A Fantástica História do Melhor Contador do Mundo
Foto e texto por Julia Pasquarelli
Nestor, 34 anos, solteiro, míope, alérgico a camarão e o melhor contador que já existiu. Sem nenhum exagero, nem floreios e nem hipérboles, Nestor era de fato o melhor contador de que já se teve registro em toda história. Era um talento natural, nasceu com aquele dom que parecia quase instintivo. Sabia exatamente o que fazer, era certeiro na hora de procurar uma pasta e nunca cometeu um só erro. Os outros ficavam espantados ao assistir Nestor trabalhar de forma tão eficiente num mundo absorto em burocracias. Parecia que presenciavam um milagre ao vê-lo transformar uma pilha de papéis em pastas organizadas.
Nestor, o melhor contador que já existiu nesse mundo, não suportava contabilidade.

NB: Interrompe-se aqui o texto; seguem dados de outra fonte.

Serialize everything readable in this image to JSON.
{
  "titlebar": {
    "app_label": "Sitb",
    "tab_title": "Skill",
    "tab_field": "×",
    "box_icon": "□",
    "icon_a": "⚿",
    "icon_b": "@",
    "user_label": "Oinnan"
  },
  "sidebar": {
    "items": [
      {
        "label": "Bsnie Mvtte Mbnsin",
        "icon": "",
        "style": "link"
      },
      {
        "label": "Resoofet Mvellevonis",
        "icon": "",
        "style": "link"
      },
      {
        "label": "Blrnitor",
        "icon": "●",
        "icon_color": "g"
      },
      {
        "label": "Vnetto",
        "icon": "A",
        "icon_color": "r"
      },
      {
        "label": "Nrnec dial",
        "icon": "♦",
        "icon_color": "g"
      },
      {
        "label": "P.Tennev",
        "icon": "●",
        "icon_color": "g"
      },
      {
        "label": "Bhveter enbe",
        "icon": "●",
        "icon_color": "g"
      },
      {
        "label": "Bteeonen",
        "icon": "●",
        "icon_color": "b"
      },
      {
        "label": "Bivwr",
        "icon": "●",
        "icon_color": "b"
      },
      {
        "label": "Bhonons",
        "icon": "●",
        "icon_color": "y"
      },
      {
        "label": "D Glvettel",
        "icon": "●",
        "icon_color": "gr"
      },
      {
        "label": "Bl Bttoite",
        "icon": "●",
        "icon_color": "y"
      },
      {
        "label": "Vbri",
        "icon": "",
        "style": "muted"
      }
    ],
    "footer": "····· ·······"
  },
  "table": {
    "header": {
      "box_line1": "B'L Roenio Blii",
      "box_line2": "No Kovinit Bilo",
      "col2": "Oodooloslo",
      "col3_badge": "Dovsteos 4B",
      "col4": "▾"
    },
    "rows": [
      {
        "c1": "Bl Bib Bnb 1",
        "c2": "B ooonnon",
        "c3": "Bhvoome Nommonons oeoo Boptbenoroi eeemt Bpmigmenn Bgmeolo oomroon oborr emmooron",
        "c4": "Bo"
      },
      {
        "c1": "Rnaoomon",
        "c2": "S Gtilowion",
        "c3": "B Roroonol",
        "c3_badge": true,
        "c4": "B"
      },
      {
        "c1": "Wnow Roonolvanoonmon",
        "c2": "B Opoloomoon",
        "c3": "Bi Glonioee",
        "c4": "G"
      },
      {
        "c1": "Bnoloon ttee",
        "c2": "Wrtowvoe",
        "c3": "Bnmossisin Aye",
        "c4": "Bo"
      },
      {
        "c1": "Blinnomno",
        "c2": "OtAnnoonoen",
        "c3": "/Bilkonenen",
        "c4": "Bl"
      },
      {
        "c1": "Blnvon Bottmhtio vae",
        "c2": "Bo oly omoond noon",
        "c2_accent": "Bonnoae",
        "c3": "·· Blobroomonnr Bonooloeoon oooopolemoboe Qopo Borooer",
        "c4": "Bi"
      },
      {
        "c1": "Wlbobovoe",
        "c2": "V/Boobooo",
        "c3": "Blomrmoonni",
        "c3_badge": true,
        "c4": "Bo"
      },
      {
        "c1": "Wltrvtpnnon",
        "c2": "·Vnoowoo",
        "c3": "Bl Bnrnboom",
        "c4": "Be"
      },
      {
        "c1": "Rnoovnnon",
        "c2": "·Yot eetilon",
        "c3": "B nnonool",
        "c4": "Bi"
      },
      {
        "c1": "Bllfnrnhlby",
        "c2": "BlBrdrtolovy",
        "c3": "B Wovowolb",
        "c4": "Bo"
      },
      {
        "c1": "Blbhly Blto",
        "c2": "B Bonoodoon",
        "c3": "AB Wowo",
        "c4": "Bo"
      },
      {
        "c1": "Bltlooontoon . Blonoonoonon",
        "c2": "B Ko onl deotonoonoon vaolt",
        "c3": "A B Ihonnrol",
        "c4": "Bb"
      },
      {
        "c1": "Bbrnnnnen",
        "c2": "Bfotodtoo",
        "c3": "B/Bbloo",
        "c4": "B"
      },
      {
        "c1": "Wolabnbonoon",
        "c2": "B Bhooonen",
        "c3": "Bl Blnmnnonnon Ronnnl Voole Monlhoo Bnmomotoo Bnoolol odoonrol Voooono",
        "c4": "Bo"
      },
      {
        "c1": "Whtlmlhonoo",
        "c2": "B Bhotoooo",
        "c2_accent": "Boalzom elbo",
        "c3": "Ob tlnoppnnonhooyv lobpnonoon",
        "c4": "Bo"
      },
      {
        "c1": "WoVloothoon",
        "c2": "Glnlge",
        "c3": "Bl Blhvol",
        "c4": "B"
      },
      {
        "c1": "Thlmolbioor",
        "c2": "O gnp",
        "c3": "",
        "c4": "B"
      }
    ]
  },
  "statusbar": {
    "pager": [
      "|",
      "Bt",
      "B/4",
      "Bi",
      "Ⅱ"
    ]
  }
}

Por uma peça do destino ou uma maldição, como ele chegou a cogitar, a única coisa em que era excepcionalmente bom era cuidar das finanças e impostos de renda de terceiros. De resto, era um fracasso ou frustrantemente medíocre. Todos os hobbies foram inúteis. Nunca tirou uma boa foto ou pintou um bom retrato. Causou diarreia em 30 pessoas no primeiro dia do curso de gastronomia e mesmo praticando, seus bolos sempre solavam. Não sabia nadar, tinha tendinite, os sonhos com o Wimbledon foram por água a baixo. No jogo, no amor e em todo o resto simplesmente não era bom.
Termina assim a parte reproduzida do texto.